Template of the custom machine on google

kind: compute#instanceTemplate
name: gpu-24gb-l4
properties:
  canIpForward: false
  confidentialInstanceConfig:
    enableConfidentialCompute: false
  description: ''
  disks:
  - autoDelete: true
    boot: true
    deviceName: sp-test
    index: 0
    initializeParams:
      diskSizeGb: '200'
      diskType: pd-balanced
      sourceImage: projects/ml-images/global/images/c0-deeplearning-common-cu124-v20241224-debian-11
    kind: compute#attachedDisk
    mode: READ_WRITE
    type: PERSISTENT
  guestAccelerators:
  - acceleratorCount: 1
    acceleratorType: nvidia-l4
  keyRevocationActionType: NONE
  machineType: g2-standard-16

Jun 04 '25 15:06 ppenev-eligo

I have identified a solution, although I have not been able to understand why the problem has persisted. I have checked running VM nodes created by Seqera and indeed without this fix the video memory usage maxes out at ~3Gb after which the execution gets aborted.

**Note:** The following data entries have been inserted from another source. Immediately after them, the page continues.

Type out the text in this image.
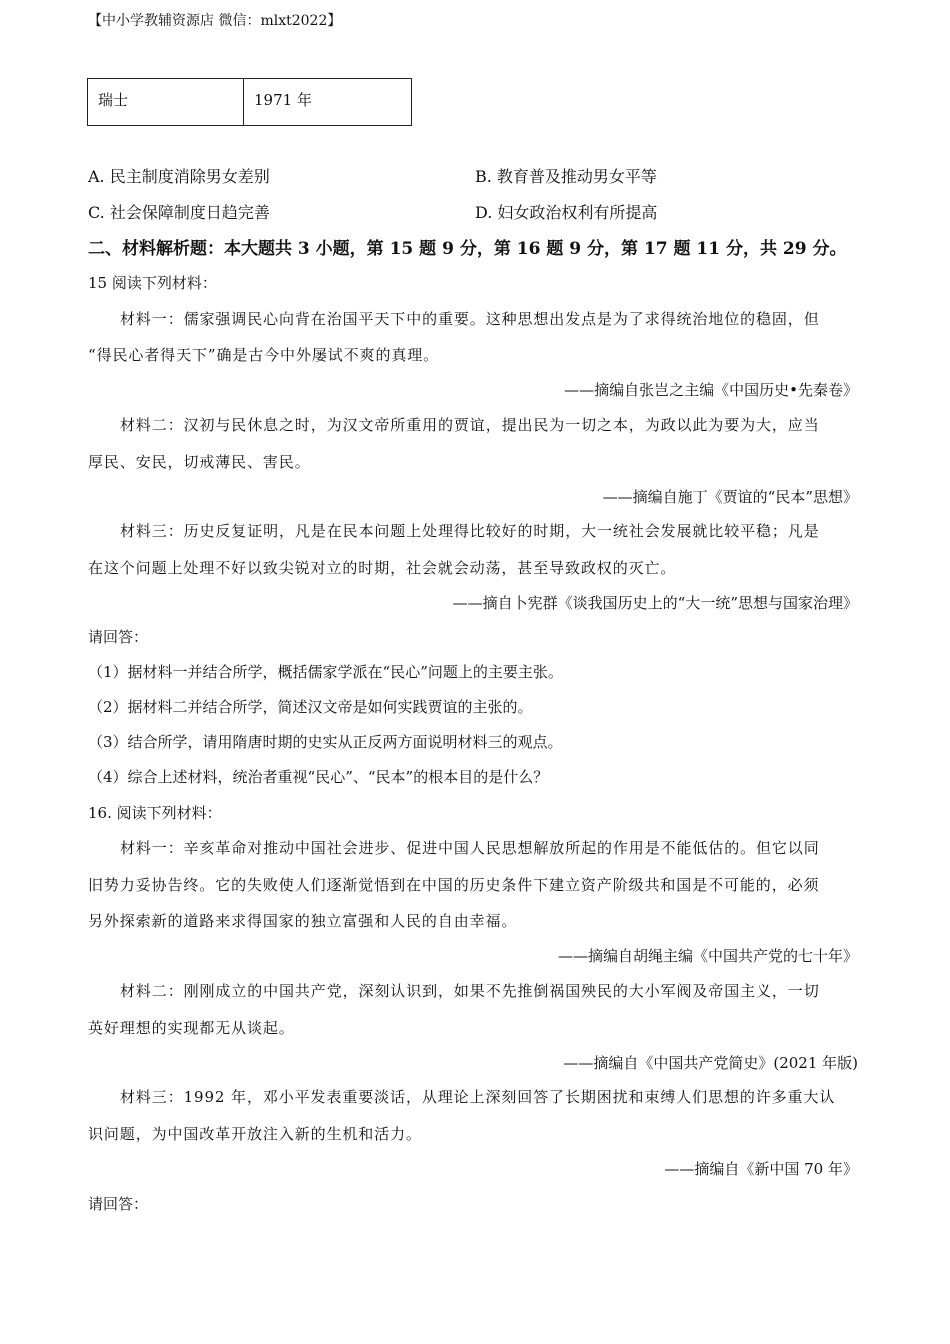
【中小学教辅资源店 微信：mlxt2022】
瑞士	1971 年
A. 民主制度消除男女差别	B. 教育普及推动男女平等
C. 社会保障制度日趋完善	D. 妇女政治权利有所提高
二、材料解析题：本大题共 3 小题，第 15 题 9 分，第 16 题 9 分，第 17 题 11 分，共 29 分。
15 阅读下列材料：
材料一：儒家强调民心向背在治国平天下中的重要。这种思想出发点是为了求得统治地位的稳固，但
“得民心者得天下”确是古今中外屡试不爽的真理。
——摘编自张岂之主编《中国历史•先秦卷》
材料二：汉初与民休息之时，为汉文帝所重用的贾谊，提出民为一切之本，为政以此为要为大，应当
厚民、安民，切戒薄民、害民。
——摘编自施丁《贾谊的“民本”思想》
材料三：历史反复证明，凡是在民本问题上处理得比较好的时期，大一统社会发展就比较平稳；凡是
在这个问题上处理不好以致尖锐对立的时期，社会就会动荡，甚至导致政权的灭亡。
——摘自卜宪群《谈我国历史上的“大一统”思想与国家治理》
请回答：
（1）据材料一并结合所学，概括儒家学派在“民心”问题上的主要主张。
（2）据材料二并结合所学，简述汉文帝是如何实践贾谊的主张的。
（3）结合所学，请用隋唐时期的史实从正反两方面说明材料三的观点。
（4）综合上述材料，统治者重视“民心”、“民本”的根本目的是什么？
16. 阅读下列材料：
材料一：辛亥革命对推动中国社会进步、促进中国人民思想解放所起的作用是不能低估的。但它以同
旧势力妥协告终。它的失败使人们逐渐觉悟到在中国的历史条件下建立资产阶级共和国是不可能的，必须
另外探索新的道路来求得国家的独立富强和人民的自由幸福。
——摘编自胡绳主编《中国共产党的七十年》
材料二：刚刚成立的中国共产党，深刻认识到，如果不先推倒祸国殃民的大小军阀及帝国主义，一切
英好理想的实现都无从谈起。
——摘编自《中国共产党简史》(2021 年版)
材料三：1992 年，邓小平发表重要淡话，从理论上深刻回答了长期困扰和束缚人们思想的许多重大认
识问题，为中国改革开放注入新的生机和活力。
——摘编自《新中国 70 年》
请回答：
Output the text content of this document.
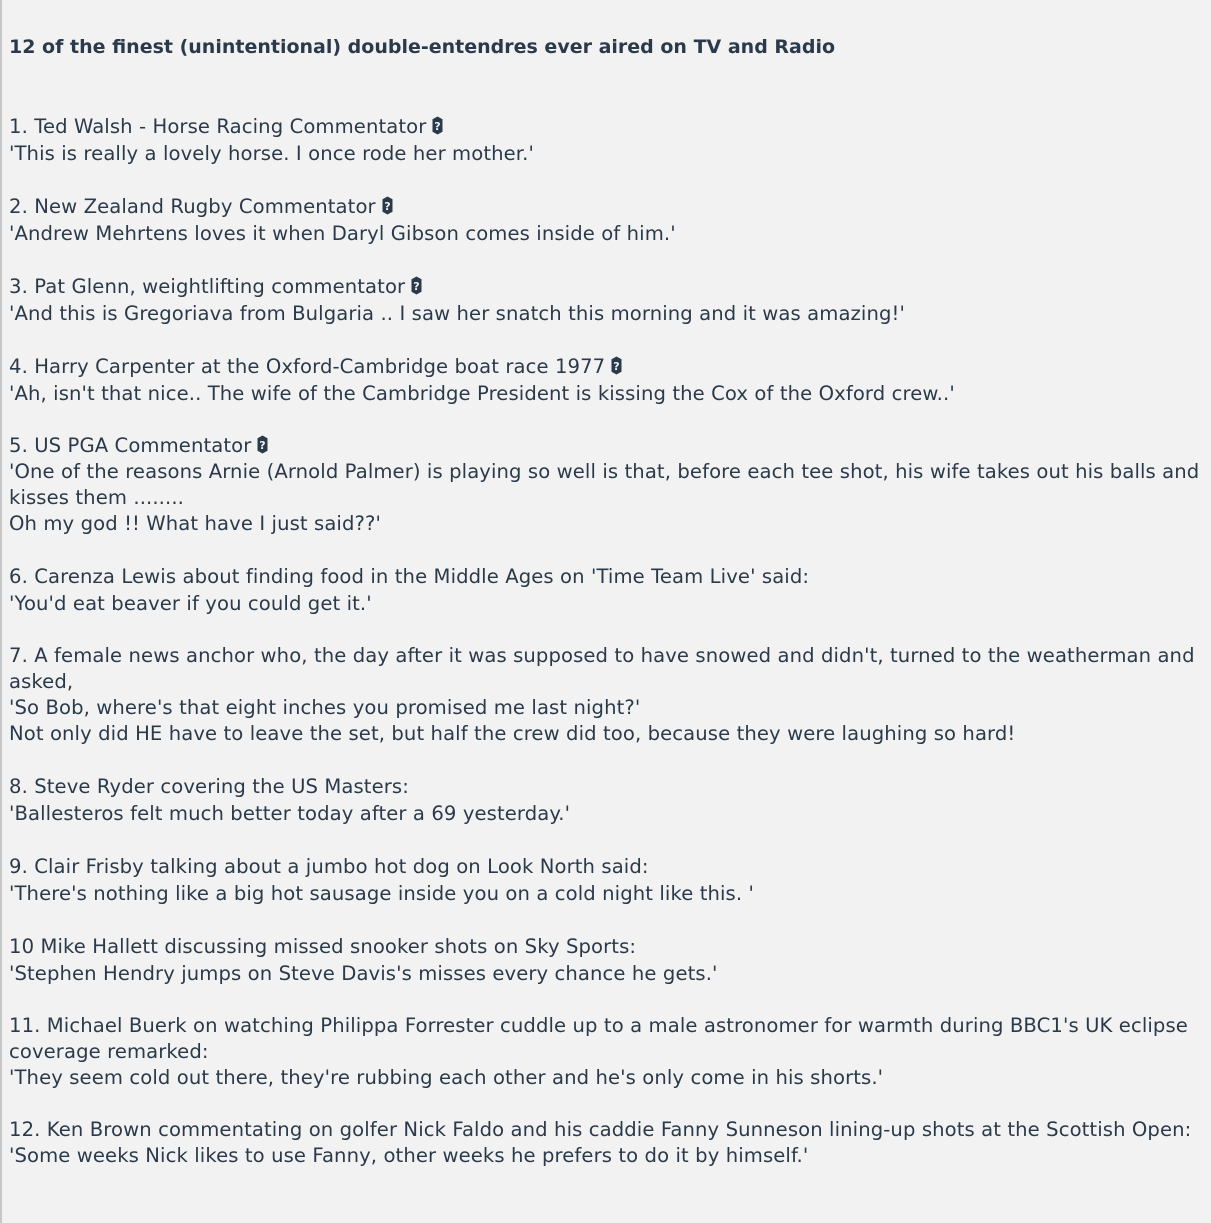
12 of the finest (unintentional) double-entendres ever aired on TV and Radio
1. Ted Walsh - Horse Racing Commentator ?
'This is really a lovely horse. I once rode her mother.'
2. New Zealand Rugby Commentator ?
'Andrew Mehrtens loves it when Daryl Gibson comes inside of him.'
3. Pat Glenn, weightlifting commentator ?
'And this is Gregoriava from Bulgaria .. I saw her snatch this morning and it was amazing!'
4. Harry Carpenter at the Oxford-Cambridge boat race 1977 ?
'Ah, isn't that nice.. The wife of the Cambridge President is kissing the Cox of the Oxford crew..'
5. US PGA Commentator ?
'One of the reasons Arnie (Arnold Palmer) is playing so well is that, before each tee shot, his wife takes out his balls and kisses them ........
Oh my god !! What have I just said??'
6. Carenza Lewis about finding food in the Middle Ages on 'Time Team Live' said:
'You'd eat beaver if you could get it.'
7. A female news anchor who, the day after it was supposed to have snowed and didn't, turned to the weatherman and asked,
'So Bob, where's that eight inches you promised me last night?'
Not only did HE have to leave the set, but half the crew did too, because they were laughing so hard!
8. Steve Ryder covering the US Masters:
'Ballesteros felt much better today after a 69 yesterday.'
9. Clair Frisby talking about a jumbo hot dog on Look North said:
'There's nothing like a big hot sausage inside you on a cold night like this. '
10 Mike Hallett discussing missed snooker shots on Sky Sports:
'Stephen Hendry jumps on Steve Davis's misses every chance he gets.'
11. Michael Buerk on watching Philippa Forrester cuddle up to a male astronomer for warmth during BBC1's UK eclipse coverage remarked:
'They seem cold out there, they're rubbing each other and he's only come in his shorts.'
12. Ken Brown commentating on golfer Nick Faldo and his caddie Fanny Sunneson lining-up shots at the Scottish Open:
'Some weeks Nick likes to use Fanny, other weeks he prefers to do it by himself.'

This is very likely a Seqera specific issue and not something related to the pipeline.

Regardless, it can be good idea to include this solution in the RUN_BOLTZ process configuration: containerOptions = '--ipc=host'

It seems that passing it through the docker.runOptions was not sufficient, maybe it has to do something with how wave containers are initialised.

I believe this issue can be closed.

Aug 25 '25 13:08 ppenev-eligo